Starting as a healthcare assistant in a London hospital, she moved on to a dementia day care service in the capital, “a job that opened my eyes and made me think about dementia care in a completely different way”.
 
She recalled that during that era, in the late 1990s, when a patient came into hospital with dementia there were no facilities for them and they were treated like any other patient.
 
“I remember one instance when a patient who was very distressed and calling out was simply wheeled out the ward in their bed and left in the corridor to prevent other people being disturbed. There was no understanding of the distress and what was causing the behaviour,” she said.
 
“At the day care centre, I had a fabulous manager who made me realise that we could do more than just get the person up, fed and dressed and give them their medication.

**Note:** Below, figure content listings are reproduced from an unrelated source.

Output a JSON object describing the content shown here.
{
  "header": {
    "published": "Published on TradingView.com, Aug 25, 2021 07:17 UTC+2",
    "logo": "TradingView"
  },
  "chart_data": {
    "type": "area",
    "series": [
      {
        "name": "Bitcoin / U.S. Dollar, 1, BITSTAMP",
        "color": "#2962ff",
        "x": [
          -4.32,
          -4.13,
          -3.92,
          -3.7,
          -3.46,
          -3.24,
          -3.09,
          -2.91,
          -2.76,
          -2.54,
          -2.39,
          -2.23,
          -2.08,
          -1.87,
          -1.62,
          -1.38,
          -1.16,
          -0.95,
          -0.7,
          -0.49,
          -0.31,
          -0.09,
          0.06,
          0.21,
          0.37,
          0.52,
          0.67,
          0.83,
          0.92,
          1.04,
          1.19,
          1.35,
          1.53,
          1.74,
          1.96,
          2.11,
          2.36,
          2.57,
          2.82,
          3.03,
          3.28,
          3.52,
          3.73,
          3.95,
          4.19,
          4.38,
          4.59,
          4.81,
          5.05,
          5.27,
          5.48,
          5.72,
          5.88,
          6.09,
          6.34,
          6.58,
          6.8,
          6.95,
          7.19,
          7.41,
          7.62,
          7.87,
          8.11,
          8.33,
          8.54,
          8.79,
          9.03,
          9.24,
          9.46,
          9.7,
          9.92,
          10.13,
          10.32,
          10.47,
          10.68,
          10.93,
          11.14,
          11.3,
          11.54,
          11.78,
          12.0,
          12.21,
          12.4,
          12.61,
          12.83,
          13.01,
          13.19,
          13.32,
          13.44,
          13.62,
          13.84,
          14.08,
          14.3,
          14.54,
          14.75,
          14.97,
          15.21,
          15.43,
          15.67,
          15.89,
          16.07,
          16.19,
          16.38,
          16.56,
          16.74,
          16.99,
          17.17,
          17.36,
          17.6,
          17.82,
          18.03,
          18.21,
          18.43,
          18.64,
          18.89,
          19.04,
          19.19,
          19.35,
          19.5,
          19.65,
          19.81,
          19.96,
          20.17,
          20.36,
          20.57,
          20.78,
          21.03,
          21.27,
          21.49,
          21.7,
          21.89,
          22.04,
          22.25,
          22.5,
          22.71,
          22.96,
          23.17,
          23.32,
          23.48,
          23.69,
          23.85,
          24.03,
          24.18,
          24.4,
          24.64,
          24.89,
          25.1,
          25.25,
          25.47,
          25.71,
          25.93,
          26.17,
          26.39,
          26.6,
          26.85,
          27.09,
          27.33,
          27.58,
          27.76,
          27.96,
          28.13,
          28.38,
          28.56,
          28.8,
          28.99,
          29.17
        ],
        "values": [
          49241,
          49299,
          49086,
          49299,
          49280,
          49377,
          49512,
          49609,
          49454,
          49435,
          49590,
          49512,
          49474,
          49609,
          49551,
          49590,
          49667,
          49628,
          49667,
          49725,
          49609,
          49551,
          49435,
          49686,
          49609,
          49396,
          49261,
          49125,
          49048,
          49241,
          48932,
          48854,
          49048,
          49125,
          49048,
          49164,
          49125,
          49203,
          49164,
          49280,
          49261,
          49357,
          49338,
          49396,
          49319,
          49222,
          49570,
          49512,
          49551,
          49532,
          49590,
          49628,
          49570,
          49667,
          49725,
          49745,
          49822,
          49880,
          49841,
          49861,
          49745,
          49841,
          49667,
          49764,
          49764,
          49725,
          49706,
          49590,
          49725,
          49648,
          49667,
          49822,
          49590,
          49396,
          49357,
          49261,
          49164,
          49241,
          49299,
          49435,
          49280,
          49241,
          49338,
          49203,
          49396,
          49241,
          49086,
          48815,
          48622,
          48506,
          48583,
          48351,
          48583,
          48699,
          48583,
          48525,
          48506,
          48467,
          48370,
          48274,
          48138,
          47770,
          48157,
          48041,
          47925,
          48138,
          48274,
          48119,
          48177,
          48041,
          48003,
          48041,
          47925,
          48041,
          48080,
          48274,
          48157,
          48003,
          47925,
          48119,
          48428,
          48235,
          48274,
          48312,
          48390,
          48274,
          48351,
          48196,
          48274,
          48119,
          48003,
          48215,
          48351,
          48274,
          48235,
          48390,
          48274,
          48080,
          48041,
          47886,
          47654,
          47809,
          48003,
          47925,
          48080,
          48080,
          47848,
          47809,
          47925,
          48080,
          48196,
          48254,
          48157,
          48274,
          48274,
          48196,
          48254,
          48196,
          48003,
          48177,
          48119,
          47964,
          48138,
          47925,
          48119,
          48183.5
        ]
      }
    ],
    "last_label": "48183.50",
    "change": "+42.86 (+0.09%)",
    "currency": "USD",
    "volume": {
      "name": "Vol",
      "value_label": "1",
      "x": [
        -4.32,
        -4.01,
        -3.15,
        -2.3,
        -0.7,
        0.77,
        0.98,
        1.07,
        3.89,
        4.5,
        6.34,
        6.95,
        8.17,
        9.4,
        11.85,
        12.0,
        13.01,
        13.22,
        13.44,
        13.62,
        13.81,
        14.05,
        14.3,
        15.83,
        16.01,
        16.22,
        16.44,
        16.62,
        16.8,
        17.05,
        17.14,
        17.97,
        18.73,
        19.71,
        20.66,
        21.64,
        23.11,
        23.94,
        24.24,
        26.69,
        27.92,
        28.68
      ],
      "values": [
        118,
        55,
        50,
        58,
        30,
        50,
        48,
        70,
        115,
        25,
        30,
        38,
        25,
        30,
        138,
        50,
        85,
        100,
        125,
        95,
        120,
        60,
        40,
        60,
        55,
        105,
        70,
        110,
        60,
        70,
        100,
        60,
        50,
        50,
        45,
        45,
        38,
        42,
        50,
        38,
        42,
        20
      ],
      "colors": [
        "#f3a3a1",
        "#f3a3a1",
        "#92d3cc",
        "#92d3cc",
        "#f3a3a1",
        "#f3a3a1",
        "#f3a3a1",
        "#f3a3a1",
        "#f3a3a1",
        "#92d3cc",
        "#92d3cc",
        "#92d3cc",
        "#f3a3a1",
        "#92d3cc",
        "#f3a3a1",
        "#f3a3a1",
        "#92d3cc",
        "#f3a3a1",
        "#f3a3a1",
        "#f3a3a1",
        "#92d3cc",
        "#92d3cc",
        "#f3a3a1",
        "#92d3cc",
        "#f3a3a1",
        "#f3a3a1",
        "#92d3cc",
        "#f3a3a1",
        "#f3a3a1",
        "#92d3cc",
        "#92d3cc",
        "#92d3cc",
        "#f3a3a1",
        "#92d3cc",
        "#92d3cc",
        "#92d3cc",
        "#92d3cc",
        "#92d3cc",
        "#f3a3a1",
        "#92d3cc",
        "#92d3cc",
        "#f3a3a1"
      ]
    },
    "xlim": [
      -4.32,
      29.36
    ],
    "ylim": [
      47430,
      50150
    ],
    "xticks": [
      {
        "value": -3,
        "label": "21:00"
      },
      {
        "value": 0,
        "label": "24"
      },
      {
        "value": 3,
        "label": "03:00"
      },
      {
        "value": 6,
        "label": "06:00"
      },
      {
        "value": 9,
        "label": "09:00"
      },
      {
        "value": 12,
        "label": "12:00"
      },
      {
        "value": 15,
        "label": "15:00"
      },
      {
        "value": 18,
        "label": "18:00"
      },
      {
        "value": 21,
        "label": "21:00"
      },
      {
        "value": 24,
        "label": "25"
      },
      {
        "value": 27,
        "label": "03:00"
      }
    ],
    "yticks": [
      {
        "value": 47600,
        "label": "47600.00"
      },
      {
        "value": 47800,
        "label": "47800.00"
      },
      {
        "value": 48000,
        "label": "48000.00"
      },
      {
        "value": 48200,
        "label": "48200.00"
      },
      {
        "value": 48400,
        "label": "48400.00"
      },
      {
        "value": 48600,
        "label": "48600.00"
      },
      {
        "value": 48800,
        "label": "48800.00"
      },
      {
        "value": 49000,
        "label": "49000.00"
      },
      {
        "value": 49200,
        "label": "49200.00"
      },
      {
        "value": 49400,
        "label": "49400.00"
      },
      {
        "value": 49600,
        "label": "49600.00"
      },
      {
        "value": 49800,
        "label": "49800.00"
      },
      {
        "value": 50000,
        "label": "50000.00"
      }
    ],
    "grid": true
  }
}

We did lots of activities, we took people to the shops, to classical music concerts, even away on holidays.”
 
Their approach was not born out of dementia care theory – still in its infancy – but from the principle of “treating people as people”.
 
Sally went on to do pioneering work for a charity providing advocacy services for older people in Westminster, specializing in advocacy for people living with dementia in the days before the Mental Capacity Act.
 
She has since worked as a trainer and dementia care advisor for a number of care companies, including Four Seasons where she helped to roll out its bespoke dementia care programme Pearl – “very similar to Wings”.
 
“My role involved delivering training and assessment – determining whether homes were achieving the right outcomes,” she said.
 
Sally most recently worked as a training manager for B&M Care, providing support to their 26 residential and dementia homes.
 
In the course of her work, Sally found time to do a distant-learning dementia studies degree at the University of Bradford where the late Professor Tom Kitwood - pioneer of person-centred dementia care - once taught.
 
I am sure everyone will see Sally’s appointment as an exciting step for Kingsley and we all embrace her mantra that “life does not stop when you come into a care home”.